In this shop, thousands of costumes have come to life in this way and hundreds hang in a room just downstairs from the work space. The storage room is brimming with garments, from flapper dresses to royal velvet robes to 19th-century Gibson Girl get-ups. The clothing racks tower over those who enter, and at the back of the room is a black freight elevator that safely transports costumes up to the Costume Shop’s workspace.
“Our stock is exploding; we need to purge,” Deal said as she walked through a narrow aisle lined with piles of costumes that resembled fabric walls.
Deal said there was an incident in which Hills had a rack of costumes fall on top of her. Though she screamed, no one could hear her since sound in the storage room hardly travels because of the thick costume barricades. She was later able to escape the heap of clothing that fell on top of her, Deal said.
Odds and ends, such as pantyhose, bras, shoulder pads and cummerbunds, are kept in the Costume Shop’s work space to use in fittings.
“Organization is key,” Deal said. “If we don’t label the costumes right we’ll ask ‘Who does this go to?’ At the same time, it needs to be an open, free and friendly space. If not, it will stifle creativity.”

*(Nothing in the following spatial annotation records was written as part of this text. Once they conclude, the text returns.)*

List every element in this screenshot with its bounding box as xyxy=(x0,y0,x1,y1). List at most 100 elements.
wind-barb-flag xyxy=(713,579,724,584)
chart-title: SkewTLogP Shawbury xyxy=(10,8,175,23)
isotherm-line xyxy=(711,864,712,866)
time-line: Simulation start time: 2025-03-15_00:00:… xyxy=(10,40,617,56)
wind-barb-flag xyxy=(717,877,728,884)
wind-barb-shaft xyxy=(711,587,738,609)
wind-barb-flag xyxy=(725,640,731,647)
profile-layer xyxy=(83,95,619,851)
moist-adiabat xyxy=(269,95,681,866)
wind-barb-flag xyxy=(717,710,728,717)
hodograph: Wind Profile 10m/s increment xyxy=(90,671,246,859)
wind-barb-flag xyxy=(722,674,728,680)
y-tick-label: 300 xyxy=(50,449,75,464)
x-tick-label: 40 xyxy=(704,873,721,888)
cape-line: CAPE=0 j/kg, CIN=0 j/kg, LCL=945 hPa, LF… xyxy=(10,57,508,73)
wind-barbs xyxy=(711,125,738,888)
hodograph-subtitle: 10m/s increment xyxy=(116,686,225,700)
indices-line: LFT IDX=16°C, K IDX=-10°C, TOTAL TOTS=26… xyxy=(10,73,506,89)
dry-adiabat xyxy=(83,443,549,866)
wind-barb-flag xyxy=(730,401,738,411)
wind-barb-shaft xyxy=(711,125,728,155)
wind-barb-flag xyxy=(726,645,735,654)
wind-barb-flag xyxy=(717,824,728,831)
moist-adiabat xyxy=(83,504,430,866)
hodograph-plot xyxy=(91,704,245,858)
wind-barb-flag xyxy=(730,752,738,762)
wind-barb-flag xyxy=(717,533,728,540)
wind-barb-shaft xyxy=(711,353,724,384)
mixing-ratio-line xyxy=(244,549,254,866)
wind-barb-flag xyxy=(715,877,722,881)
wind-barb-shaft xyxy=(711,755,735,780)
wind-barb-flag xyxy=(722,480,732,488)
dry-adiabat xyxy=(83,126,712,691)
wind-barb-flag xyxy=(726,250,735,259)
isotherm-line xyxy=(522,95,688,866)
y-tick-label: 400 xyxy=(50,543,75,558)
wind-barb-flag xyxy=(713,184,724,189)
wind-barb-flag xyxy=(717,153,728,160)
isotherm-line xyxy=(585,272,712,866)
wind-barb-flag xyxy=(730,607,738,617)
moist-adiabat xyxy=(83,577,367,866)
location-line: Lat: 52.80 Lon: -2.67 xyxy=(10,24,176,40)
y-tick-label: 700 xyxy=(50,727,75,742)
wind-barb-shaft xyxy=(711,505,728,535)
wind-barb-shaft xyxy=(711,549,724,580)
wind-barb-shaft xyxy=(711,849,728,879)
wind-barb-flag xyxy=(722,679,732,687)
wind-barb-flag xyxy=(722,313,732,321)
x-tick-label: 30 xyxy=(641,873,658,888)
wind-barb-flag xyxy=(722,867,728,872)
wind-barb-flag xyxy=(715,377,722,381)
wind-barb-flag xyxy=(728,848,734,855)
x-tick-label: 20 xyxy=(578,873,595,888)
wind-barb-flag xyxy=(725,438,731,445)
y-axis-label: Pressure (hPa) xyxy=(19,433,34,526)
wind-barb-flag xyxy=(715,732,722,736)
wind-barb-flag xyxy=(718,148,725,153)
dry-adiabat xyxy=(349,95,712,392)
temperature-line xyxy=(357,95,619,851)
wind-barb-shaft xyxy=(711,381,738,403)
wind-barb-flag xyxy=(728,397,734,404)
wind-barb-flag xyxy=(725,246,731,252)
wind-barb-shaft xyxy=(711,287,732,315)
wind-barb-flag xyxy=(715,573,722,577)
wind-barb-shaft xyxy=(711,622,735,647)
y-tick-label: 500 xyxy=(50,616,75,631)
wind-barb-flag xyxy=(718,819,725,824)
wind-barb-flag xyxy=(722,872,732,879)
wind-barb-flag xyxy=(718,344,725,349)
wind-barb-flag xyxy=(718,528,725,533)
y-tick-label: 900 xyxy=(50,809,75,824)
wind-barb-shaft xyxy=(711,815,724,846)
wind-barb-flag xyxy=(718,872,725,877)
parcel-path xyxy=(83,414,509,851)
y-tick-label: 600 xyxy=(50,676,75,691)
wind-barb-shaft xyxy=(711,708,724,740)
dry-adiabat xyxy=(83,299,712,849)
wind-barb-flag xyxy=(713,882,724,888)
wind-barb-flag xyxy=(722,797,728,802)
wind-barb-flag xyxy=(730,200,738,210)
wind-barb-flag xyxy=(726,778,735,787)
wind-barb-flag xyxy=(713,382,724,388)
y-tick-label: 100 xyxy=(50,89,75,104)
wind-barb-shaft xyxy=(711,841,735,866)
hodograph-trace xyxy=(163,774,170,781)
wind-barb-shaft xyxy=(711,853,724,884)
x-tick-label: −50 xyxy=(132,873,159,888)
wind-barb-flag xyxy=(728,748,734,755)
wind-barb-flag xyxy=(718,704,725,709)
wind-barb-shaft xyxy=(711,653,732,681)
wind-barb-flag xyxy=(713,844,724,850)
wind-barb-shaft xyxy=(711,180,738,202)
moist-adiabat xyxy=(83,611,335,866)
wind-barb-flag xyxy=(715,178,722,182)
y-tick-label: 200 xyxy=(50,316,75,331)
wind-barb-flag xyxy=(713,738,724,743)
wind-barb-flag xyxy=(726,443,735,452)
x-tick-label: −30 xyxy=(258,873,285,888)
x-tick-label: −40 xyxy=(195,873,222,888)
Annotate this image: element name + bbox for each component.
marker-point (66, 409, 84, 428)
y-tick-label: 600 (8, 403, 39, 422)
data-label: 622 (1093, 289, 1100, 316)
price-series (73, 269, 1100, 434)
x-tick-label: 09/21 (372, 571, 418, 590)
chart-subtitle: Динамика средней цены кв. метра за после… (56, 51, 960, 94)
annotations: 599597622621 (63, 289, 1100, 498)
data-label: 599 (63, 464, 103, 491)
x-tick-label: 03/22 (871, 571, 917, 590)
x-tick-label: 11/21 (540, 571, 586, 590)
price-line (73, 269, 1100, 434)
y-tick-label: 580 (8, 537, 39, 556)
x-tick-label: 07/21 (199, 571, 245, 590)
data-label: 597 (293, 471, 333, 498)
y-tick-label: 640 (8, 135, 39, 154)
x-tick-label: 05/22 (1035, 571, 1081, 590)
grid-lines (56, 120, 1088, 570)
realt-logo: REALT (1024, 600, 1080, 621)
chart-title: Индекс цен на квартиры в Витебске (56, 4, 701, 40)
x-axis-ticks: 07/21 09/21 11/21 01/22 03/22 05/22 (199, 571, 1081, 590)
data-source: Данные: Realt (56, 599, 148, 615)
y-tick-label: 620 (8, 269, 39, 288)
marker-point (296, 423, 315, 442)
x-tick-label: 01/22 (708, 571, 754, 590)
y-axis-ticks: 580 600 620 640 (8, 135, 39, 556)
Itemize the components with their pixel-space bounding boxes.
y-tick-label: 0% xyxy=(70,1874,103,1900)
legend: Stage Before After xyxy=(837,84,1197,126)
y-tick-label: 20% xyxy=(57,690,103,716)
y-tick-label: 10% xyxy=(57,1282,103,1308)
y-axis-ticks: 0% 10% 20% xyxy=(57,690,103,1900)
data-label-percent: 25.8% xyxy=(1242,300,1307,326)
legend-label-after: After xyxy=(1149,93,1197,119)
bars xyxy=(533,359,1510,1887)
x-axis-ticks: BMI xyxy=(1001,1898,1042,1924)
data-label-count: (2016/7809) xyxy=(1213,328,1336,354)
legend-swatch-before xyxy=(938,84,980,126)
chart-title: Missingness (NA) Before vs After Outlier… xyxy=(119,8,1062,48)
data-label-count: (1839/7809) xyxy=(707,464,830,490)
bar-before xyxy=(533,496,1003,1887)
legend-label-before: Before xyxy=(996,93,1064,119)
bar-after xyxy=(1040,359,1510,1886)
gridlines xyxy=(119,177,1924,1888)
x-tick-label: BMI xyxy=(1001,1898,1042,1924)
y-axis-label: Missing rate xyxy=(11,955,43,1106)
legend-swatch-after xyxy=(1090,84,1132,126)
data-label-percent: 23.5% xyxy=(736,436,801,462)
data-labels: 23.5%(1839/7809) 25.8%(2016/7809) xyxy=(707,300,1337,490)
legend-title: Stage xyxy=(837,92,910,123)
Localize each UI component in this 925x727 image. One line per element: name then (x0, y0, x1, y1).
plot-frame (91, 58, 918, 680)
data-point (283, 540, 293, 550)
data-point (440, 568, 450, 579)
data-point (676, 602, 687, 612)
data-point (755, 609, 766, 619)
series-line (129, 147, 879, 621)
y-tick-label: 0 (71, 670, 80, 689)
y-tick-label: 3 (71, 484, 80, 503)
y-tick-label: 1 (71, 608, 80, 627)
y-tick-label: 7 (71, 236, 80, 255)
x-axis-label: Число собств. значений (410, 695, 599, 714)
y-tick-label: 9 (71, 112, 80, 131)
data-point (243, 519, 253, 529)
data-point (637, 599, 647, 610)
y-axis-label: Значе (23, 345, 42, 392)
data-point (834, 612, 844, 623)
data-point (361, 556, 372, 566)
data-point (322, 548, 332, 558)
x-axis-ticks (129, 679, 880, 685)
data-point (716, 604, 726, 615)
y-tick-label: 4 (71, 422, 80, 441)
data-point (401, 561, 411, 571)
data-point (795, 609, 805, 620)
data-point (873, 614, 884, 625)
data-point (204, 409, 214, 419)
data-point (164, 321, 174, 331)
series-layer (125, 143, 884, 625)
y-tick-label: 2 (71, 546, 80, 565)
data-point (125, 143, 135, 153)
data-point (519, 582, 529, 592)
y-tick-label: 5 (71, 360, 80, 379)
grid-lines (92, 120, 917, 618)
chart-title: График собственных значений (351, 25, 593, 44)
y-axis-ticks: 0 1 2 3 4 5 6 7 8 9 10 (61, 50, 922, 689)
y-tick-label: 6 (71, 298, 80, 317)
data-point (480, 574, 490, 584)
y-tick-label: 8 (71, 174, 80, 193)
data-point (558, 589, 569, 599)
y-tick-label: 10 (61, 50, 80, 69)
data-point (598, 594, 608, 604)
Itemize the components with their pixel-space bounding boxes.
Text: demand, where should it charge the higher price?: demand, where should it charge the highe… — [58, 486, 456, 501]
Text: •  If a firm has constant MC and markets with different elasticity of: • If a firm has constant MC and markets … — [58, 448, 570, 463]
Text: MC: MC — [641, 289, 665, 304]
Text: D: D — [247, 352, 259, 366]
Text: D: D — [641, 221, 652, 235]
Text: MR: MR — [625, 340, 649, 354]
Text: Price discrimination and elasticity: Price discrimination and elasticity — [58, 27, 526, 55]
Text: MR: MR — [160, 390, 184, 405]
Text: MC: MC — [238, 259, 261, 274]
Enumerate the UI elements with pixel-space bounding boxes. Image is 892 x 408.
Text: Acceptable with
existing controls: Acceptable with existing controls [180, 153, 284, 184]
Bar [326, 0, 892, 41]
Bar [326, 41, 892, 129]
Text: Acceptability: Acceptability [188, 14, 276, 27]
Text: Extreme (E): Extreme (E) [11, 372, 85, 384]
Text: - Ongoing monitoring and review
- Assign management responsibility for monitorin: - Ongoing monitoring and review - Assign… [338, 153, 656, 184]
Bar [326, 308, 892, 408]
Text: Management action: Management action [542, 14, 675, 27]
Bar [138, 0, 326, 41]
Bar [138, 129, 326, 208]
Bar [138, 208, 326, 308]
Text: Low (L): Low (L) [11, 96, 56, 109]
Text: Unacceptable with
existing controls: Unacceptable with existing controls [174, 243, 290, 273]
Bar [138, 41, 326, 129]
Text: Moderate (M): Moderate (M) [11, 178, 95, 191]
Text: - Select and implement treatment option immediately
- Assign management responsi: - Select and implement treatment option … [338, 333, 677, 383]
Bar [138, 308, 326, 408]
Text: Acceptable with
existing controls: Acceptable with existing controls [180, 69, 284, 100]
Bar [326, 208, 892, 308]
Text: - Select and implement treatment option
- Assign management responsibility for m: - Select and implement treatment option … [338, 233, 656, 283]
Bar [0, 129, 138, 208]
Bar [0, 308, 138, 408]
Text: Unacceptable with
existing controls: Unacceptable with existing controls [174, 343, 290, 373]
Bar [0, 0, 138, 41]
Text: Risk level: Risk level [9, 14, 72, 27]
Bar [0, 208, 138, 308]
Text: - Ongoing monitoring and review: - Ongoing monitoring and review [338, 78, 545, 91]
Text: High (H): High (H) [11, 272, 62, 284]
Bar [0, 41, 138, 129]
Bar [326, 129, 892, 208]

Because the Costume Shop has a large collection of garments, Hills said she can pull costumes for an entire show without making anything new. Some local groups rely on USU’s Costume Shop to dress characters in their productions but for a price. The Old Lyric Repertory Company, the Utah Festival Opera & Musical Theatre, and Weber State University’s theater program are a few of the groups who pay rental fees to use USU’s original costumes.
Ultimately, the costumes are well crafted, Hills said, but the final pieces are not created without a learning curve.
“Sometimes it’s hard to make students understand the leap between making the piece and learning how they tell a story — learning how to put it into this scenic melting pot,” she said.
After students finish the costumes they have been working on, Hills said the pieces become priceless treasures to the department.